Eternal-ness of purgatory

A

-Heaven and Hell are both described as eternal, however, Purgatory is described as a state someone enters for a specific amount of time, but how long is it?

36
Q

What is election?

A

-The belief that God chooses the eternal destiny of each human being in the Christian theological view.
-God kinows before we are born who will be damned to Hell and who will experience the glory of Heaven.

37
Q

Augustine’s ideas on election

A

-Doesn’t believe humans can earn salvation, they have to be granted it from God.
-Becuase of Original Sin, nobody can earn salvation, needs to be given God’s grace.
-He believed that God not only knows in advance who will be saved (foreknowledge), but also that he chooses those to be saved (predestination).
-God is in control of who recieves his grace.

38
Q

Aquinas’ ideas on election

A

-Aquinas’ didn’t consider the Fall as wiping out human freedom.
-The Catholic Church follows Aquinas’ teachings

39
Q

The Catholic Church’s ideas on election

A

-The Catholic Church teaches single predestination
-The Catholic Church follows Auqinas’ interpretation of Augustine

40
Q

John Calvin’s ideas on election

A

-holds views on double predestined election
-Argues God’s will is hidden and humans shouldn’t presume to kinow what he has in store.
-What God reveals takes into account humans’ limited knowledge
-God wills his mercy and grace for all, like when St. Paul says that God will choose all people, referring to all kinds of people.
-Christians have the responsability to preach the Gospels
-Both elect and non-elect have a duty to act morally
-Therefore, it had to be the cast that God already knew who would be saved and who would not; and this could not be a situation that God knew about but had no control over; therefore God would have to have chosen the destiny of each human life before it began.

41
Q

Karl Bath’s ideas on election

A

-Emphasises the idea that all people are entiltied to go to Heaven, however, it is possible for some not to be saved.
-Jesus was God in human form, so is a mediator, as well as being the one who elects and the elect.

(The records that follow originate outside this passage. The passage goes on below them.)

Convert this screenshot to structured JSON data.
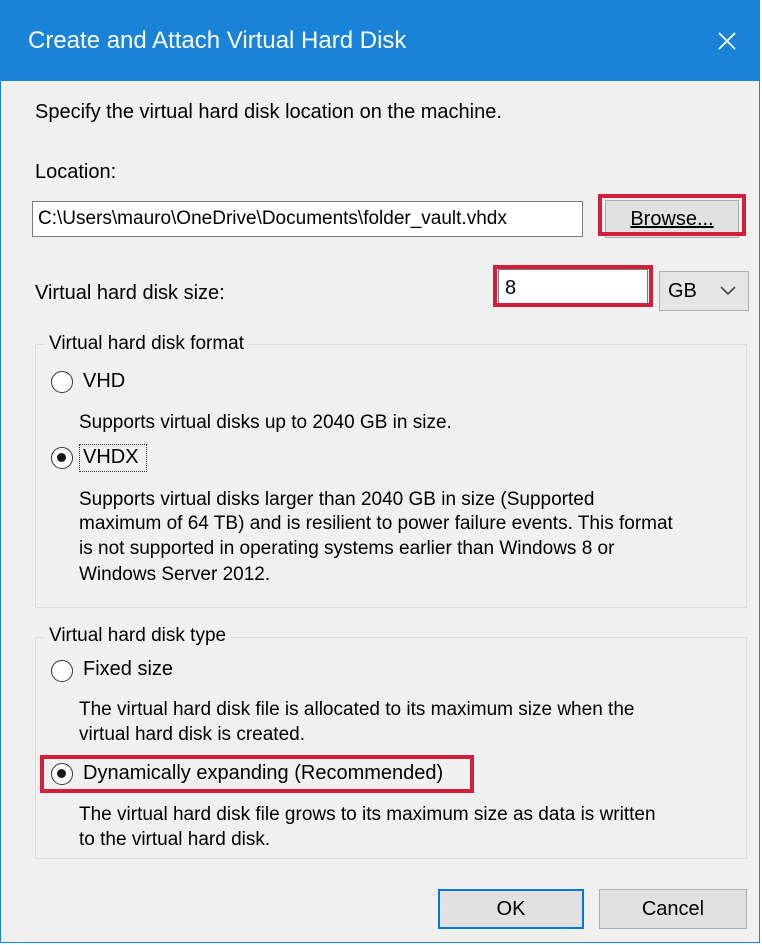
{
  "window": {
    "title": "Create and Attach Virtual Hard Disk"
  },
  "intro": "Specify the virtual hard disk location on the machine.",
  "location": {
    "label": "Location:",
    "value": "C:\\Users\\mauro\\OneDrive\\Documents\\folder_vault.vhdx",
    "browse_label": "Browse..."
  },
  "size": {
    "label": "Virtual hard disk size:",
    "value": "8",
    "unit": "GB"
  },
  "format": {
    "legend": "Virtual hard disk format",
    "options": [
      {
        "label": "VHD",
        "selected": false,
        "description": "Supports virtual disks up to 2040 GB in size."
      },
      {
        "label": "VHDX",
        "selected": true,
        "description_lines": [
          "Supports virtual disks larger than 2040 GB in size (Supported",
          "maximum of 64 TB) and is resilient to power failure events. This format",
          "is not supported in operating systems earlier than Windows 8 or",
          "Windows Server 2012."
        ]
      }
    ]
  },
  "type": {
    "legend": "Virtual hard disk type",
    "options": [
      {
        "label": "Fixed size",
        "selected": false,
        "description_lines": [
          "The virtual hard disk file is allocated to its maximum size when the",
          "virtual hard disk is created."
        ]
      },
      {
        "label": "Dynamically expanding (Recommended)",
        "selected": true,
        "description_lines": [
          "The virtual hard disk file grows to its maximum size as data is written",
          "to the virtual hard disk."
        ]
      }
    ]
  },
  "buttons": {
    "ok": "OK",
    "cancel": "Cancel"
  },
  "colors": {
    "titlebar": "#1883d7",
    "highlight": "#d21f3c"
  }
}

As he took on human flesh, humans have the potential to be saved.

42
Q

John Hick’s ideas on election

A

-Doesn’t think that the God whom Jesus preached is the God of judgement and exclusion which Hell requires.
-Argues the majority of the New Testament is reconciliation with God.
-Furthermore, what purpose does it serve to punish someone eternally?
-People learn to ammend their bad ways and strive for perfection.